Photoinduced Radical Persistent Luminescence in Semialiphatic Polyimide System with Temperature and Humidity Resistance

Abstract Organic persistent luminescence (pL) systems with photoresponsive dynamic features have valuable applications in the fields of data encryption, anticounterfeiting, and bioimaging. Photoinduced radical luminescent materials have a unique luminous mechanism with the potential to achieve dynamic pL. It is extremely challenging to obtain radical pL under ambient conditions; on account of it, it is unstable in air. Herein, a new semialiphatic polyimide‐based polymer (A0) is developed, which can achieve dynamic pL through reversible conversion of radical under photoexcitation.
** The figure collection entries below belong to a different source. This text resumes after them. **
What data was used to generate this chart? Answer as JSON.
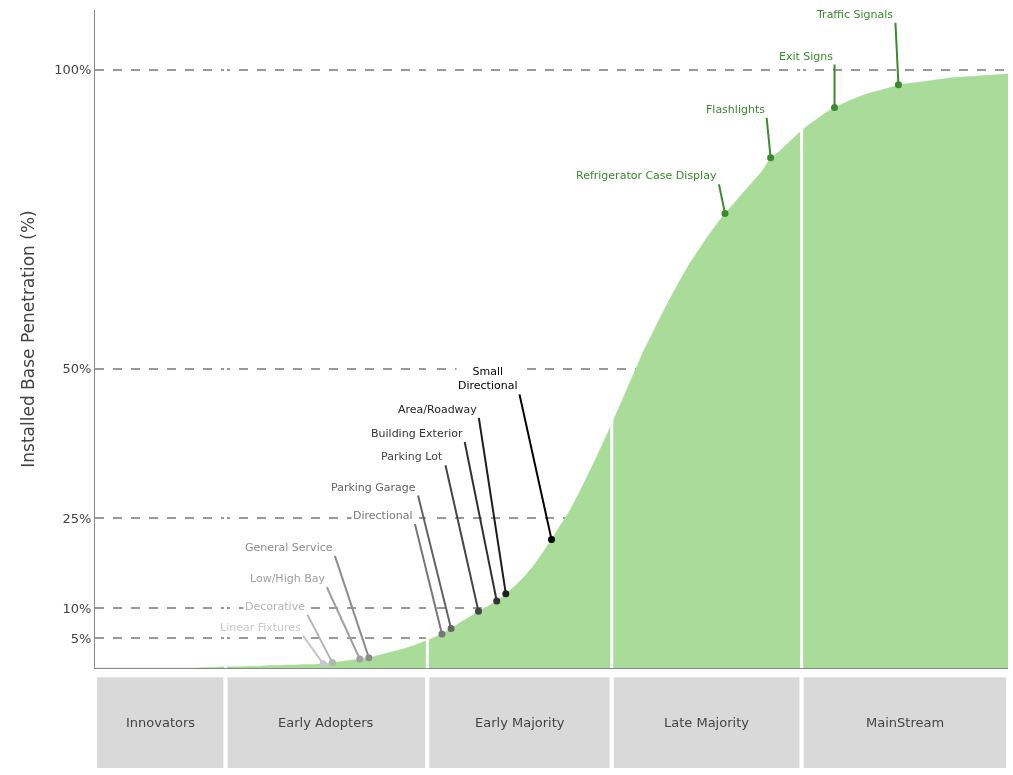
{
  "chart_data": {
    "type": "area",
    "ylabel": "Installed Base Penetration (%)",
    "categories": [
      null,
      null,
      null,
      null,
      null,
      null,
      null,
      null,
      null,
      null,
      null,
      null,
      null,
      null,
      null,
      null,
      null,
      null,
      null,
      null,
      null,
      null,
      null,
      null,
      null,
      null,
      null,
      null,
      null,
      null,
      null,
      null,
      null,
      null,
      null,
      null,
      null,
      null,
      null,
      null,
      null,
      null,
      null,
      null,
      null,
      null,
      null,
      null,
      null,
      null,
      null,
      null,
      null,
      null,
      null,
      null,
      null,
      null,
      null,
      null,
      null,
      null,
      null,
      null,
      null,
      null,
      null,
      null,
      null,
      null,
      null,
      null,
      null,
      null,
      null,
      null,
      null,
      null,
      null,
      null,
      null,
      null,
      null,
      null,
      null,
      null,
      null,
      null,
      null,
      null,
      null,
      null,
      null,
      null,
      null,
      null,
      null,
      null,
      null,
      null,
      null
    ],
    "series": [
      {
        "color": "#a8dc98",
        "values": [
          0,
          0,
          0,
          0,
          0,
          0,
          0,
          0,
          0,
          0,
          0,
          0,
          0.1,
          0.1,
          0.2,
          0.2,
          0.2,
          0.3,
          0.3,
          0.4,
          0.4,
          0.5,
          0.5,
          0.6,
          0.6,
          0.7,
          0.9,
          1.1,
          1.3,
          1.5,
          1.7,
          2.1,
          2.5,
          2.9,
          3.3,
          3.8,
          4.4,
          5.0,
          5.7,
          6.6,
          7.6,
          8.5,
          9.5,
          10.3,
          11.2,
          12.4,
          13.7,
          15.2,
          17.0,
          19.2,
          21.5,
          23.9,
          26.3,
          29.2,
          32.3,
          35.5,
          38.8,
          42.2,
          45.7,
          49.2,
          52.7,
          55.8,
          58.9,
          61.8,
          64.6,
          67.3,
          69.6,
          71.9,
          74.0,
          76.0,
          77.7,
          79.5,
          81.2,
          82.9,
          85.3,
          86.4,
          87.9,
          89.3,
          90.6,
          91.7,
          92.8,
          93.7,
          94.4,
          95.1,
          95.7,
          96.2,
          96.6,
          97.0,
          97.5,
          97.7,
          97.9,
          98.1,
          98.3,
          98.5,
          98.7,
          98.8,
          98.9,
          99.0,
          99.1,
          99.2,
          99.3
        ]
      },
      {
        "type": "scatter",
        "marker": "circle",
        "values": [
          null,
          null,
          null,
          null,
          null,
          null,
          null,
          null,
          null,
          null,
          null,
          null,
          null,
          null,
          null,
          null,
          null,
          null,
          null,
          null,
          null,
          null,
          null,
          null,
          null,
          0.7,
          0.9,
          null,
          null,
          1.5,
          1.7,
          null,
          null,
          null,
          null,
          null,
          null,
          null,
          5.7,
          6.6,
          null,
          null,
          9.5,
          null,
          11.2,
          12.4,
          null,
          null,
          null,
          null,
          21.5,
          null,
          null,
          null,
          null,
          null,
          null,
          null,
          null,
          null,
          null,
          null,
          null,
          null,
          null,
          null,
          null,
          null,
          null,
          76.0,
          null,
          null,
          null,
          null,
          85.3,
          null,
          null,
          null,
          null,
          null,
          null,
          93.7,
          null,
          null,
          null,
          null,
          null,
          null,
          97.5,
          null,
          null,
          null,
          null,
          null,
          null,
          null,
          null,
          null,
          null,
          null,
          null
        ],
        "colors": [
          null,
          null,
          null,
          null,
          null,
          null,
          null,
          null,
          null,
          null,
          null,
          null,
          null,
          null,
          null,
          null,
          null,
          null,
          null,
          null,
          null,
          null,
          null,
          null,
          null,
          "#c8c8c8",
          "#b4b4b4",
          null,
          null,
          "#a0a0a0",
          "#8c8c8c",
          null,
          null,
          null,
          null,
          null,
          null,
          null,
          "#787878",
          "#646464",
          null,
          null,
          "#464646",
          null,
          "#323232",
          "#1e1e1e",
          null,
          null,
          null,
          null,
          "#000000",
          null,
          null,
          null,
          null,
          null,
          null,
          null,
          null,
          null,
          null,
          null,
          null,
          null,
          null,
          null,
          null,
          null,
          null,
          "#3a8a2e",
          null,
          null,
          null,
          null,
          "#3a8a2e",
          null,
          null,
          null,
          null,
          null,
          null,
          "#3a8a2e",
          null,
          null,
          null,
          null,
          null,
          null,
          "#3a8a2e",
          null,
          null,
          null,
          null,
          null,
          null,
          null,
          null,
          null,
          null,
          null,
          null
        ]
      }
    ],
    "ylim": [
      0,
      110
    ],
    "yticks": [
      {
        "value": 5,
        "label": "5%"
      },
      {
        "value": 10,
        "label": "10%"
      },
      {
        "value": 25,
        "label": "25%"
      },
      {
        "value": 50,
        "label": "50%"
      },
      {
        "value": 100,
        "label": "100%"
      }
    ],
    "grid": "y",
    "tick_labels": "y",
    "annotations": [
      "Innovators",
      "Early Adopters",
      "Early Majority",
      "Late Majority",
      "MainStream",
      "Linear Fixtures",
      "Decorative",
      "Low/High Bay",
      "General Service",
      "Directional",
      "Parking Garage",
      "Parking Lot",
      "Building Exterior",
      "Area/Roadway",
      "Small\nDirectional",
      "Refrigerator Case Display",
      "Flashlights",
      "Exit Signs",
      "Traffic Signals"
    ]
  }
}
A “joint–donor–spacer–acceptor” molecular design strategy is applied to effectively modulate the intramolecular charge‐transfer and charge‐transfer complex interactions, resulting in effective protection of the radical generated under photoirradiation. Meanwhile, polyimide‐based polymers of A1–A4 are obtained by doping different amine‐containing fluorescent dyes to modulate the dynamic afterglow color from green to red via the triplet to singlet Förster resonance energy‐transfer pathway. Notably, benefiting from the structural characteristics of the polyimide‐based polymer, A0–A4 have excellent processability, thermal stability, and mechanical properties and can be applied directly in extreme environments such as high temperatures and humidity.